A critical barrier to treating Type 1 Diabetes (T1D), an autoimmune disease in which the islet beta cells are destroyed by immune cells, is understanding the heterogeneity of disease. One source of immune heterogeneity recently identified across recent onset T1D subjects is the presence of partially exhausted CD8 T cells in subjects with beneficial response to anti-CD3 therapy (Long, et.al Science Immunology). Likewise, subjects with slower disease progression have great frequencies of islet-specific CD8 T cells with more features of exhaustion. Yet, the mechanisms underlying exhaustion in T1D are not well understood. By contrast, in chronic viral settings it is well established that the IL-2/IL-15 axis is involved in differentiation and persistence and CD8 exhaustion: increased IL-2 availability prevents differentiation, while response to IL-2/IL- 15 is required for persistence. In T1D, we published seminal studies along with others that link alterations in the IL-2/IL-15 axis with T1D. Here, we find that T1D subjects with lower frequencies of exhausted CD8 T cells have higher levels of CD4 IL-2 production and lower levels of IL-15 response in CD8 exhausted cells. Thus, IL- 2/IL-15 defects associated with T1D present a unique opportunity to elucidate the role of IL-2 on CD8 exhaustion. We hypothesize that alterations in the IL-2/IL-15 axis in T1D lead to decreased differentiation into islet-specific exhausted CD8 T cells and reduced persistence. We will test this hypothesis in two focused aims using samples from well curated human cohorts of established T1D, pre- clinical T1D and healthy control (HC) subjects, and multi-dimensional single cell approaches including mass cytometry (CyTOF), RNA-seq and ATAC-seq combined with innovative systems immunology approaches.
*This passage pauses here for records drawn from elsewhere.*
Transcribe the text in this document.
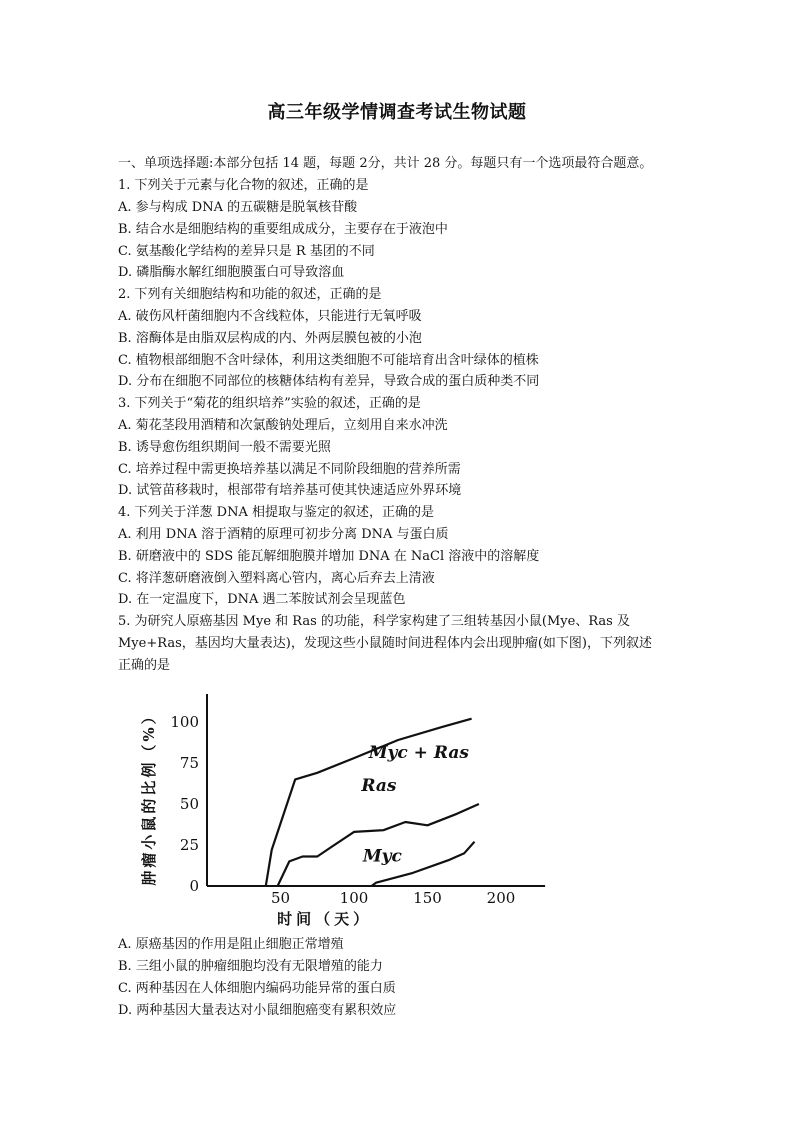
高三年级学情调查考试生物试题
一、单项选择题:本部分包括 14 题，每题 2分，共计 28 分。每题只有一个选项最符合题意。
1. 下列关于元素与化合物的叙述，正确的是
A. 参与构成 DNA 的五碳糖是脱氧核苷酸
B. 结合水是细胞结构的重要组成成分，主要存在于液泡中
C. 氨基酸化学结构的差异只是 R 基团的不同
D. 磷脂酶水解红细胞膜蛋白可导致溶血
2. 下列有关细胞结构和功能的叙述，正确的是
A. 破伤风杆菌细胞内不含线粒体，只能进行无氧呼吸
B. 溶酶体是由脂双层构成的内、外两层膜包被的小泡
C. 植物根部细胞不含叶绿体，利用这类细胞不可能培育出含叶绿体的植株
D. 分布在细胞不同部位的核糖体结构有差异，导致合成的蛋白质种类不同
3. 下列关于“菊花的组织培养”实验的叙述，正确的是
A. 菊花茎段用酒精和次氯酸钠处理后，立刻用自来水冲洗
B. 诱导愈伤组织期间一般不需要光照
C. 培养过程中需更换培养基以满足不同阶段细胞的营养所需
D. 试管苗移栽时，根部带有培养基可使其快速适应外界环境
4. 下列关于洋葱 DNA 相提取与鉴定的叙述，正确的是
A. 利用 DNA 溶于酒精的原理可初步分离 DNA 与蛋白质
B. 研磨液中的 SDS 能瓦解细胞膜并增加 DNA 在 NaCl 溶液中的溶解度
C. 将洋葱研磨液倒入塑料离心管内，离心后弃去上清液
D. 在一定温度下，DNA 遇二苯胺试剂会呈现蓝色
5. 为研究人原癌基因 Mye 和 Ras 的功能，科学家构建了三组转基因小鼠(Mye、Ras 及
Mye+Ras，基因均大量表达)，发现这些小鼠随时间进程体内会出现肿瘤(如下图)，下列叙述
正确的是
0
25
50
75
100
50	100	150	200
时间（天）
肿瘤小鼠的比例（%）	Myc + Ras
Ras
Myc
A. 原癌基因的作用是阻止细胞正常增殖
B. 三组小鼠的肿瘤细胞均没有无限增殖的能力
C. 两种基因在人体细胞内编码功能异常的蛋白质
D. 两种基因大量表达对小鼠细胞癌变有累积效应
In Aim 1, we propose to elucidate mechanisms of increased CD4 IL2 production that lead to reduced exhaustion at different stages of disease.
In Aim 2, we will elucidate mechanisms of reduced IL-12/IL-15 response in exhausted CD8 T cells that results in limited persistence of exhaustion. Successful completion of these aims will 1) advance our understanding of CD8 T cell exhaustion as an understudied form of tolerance in T1D, 2) improve our understanding of immune factors contributing to T1D disease progression, and 3) provide the foundation for the development of therapies designed to promote exhaustion.
Type 1 diabetes (T1D) is an autoimmune disease that affects over 3 million Americans, for which there is no cure, resulting in lifelong treatment with insulin. This project will address the gap in knowledge about the mechanisms responsible for T1D progression. Understanding these mechanisms is essential to development of new therapies to treat and prevent T1D.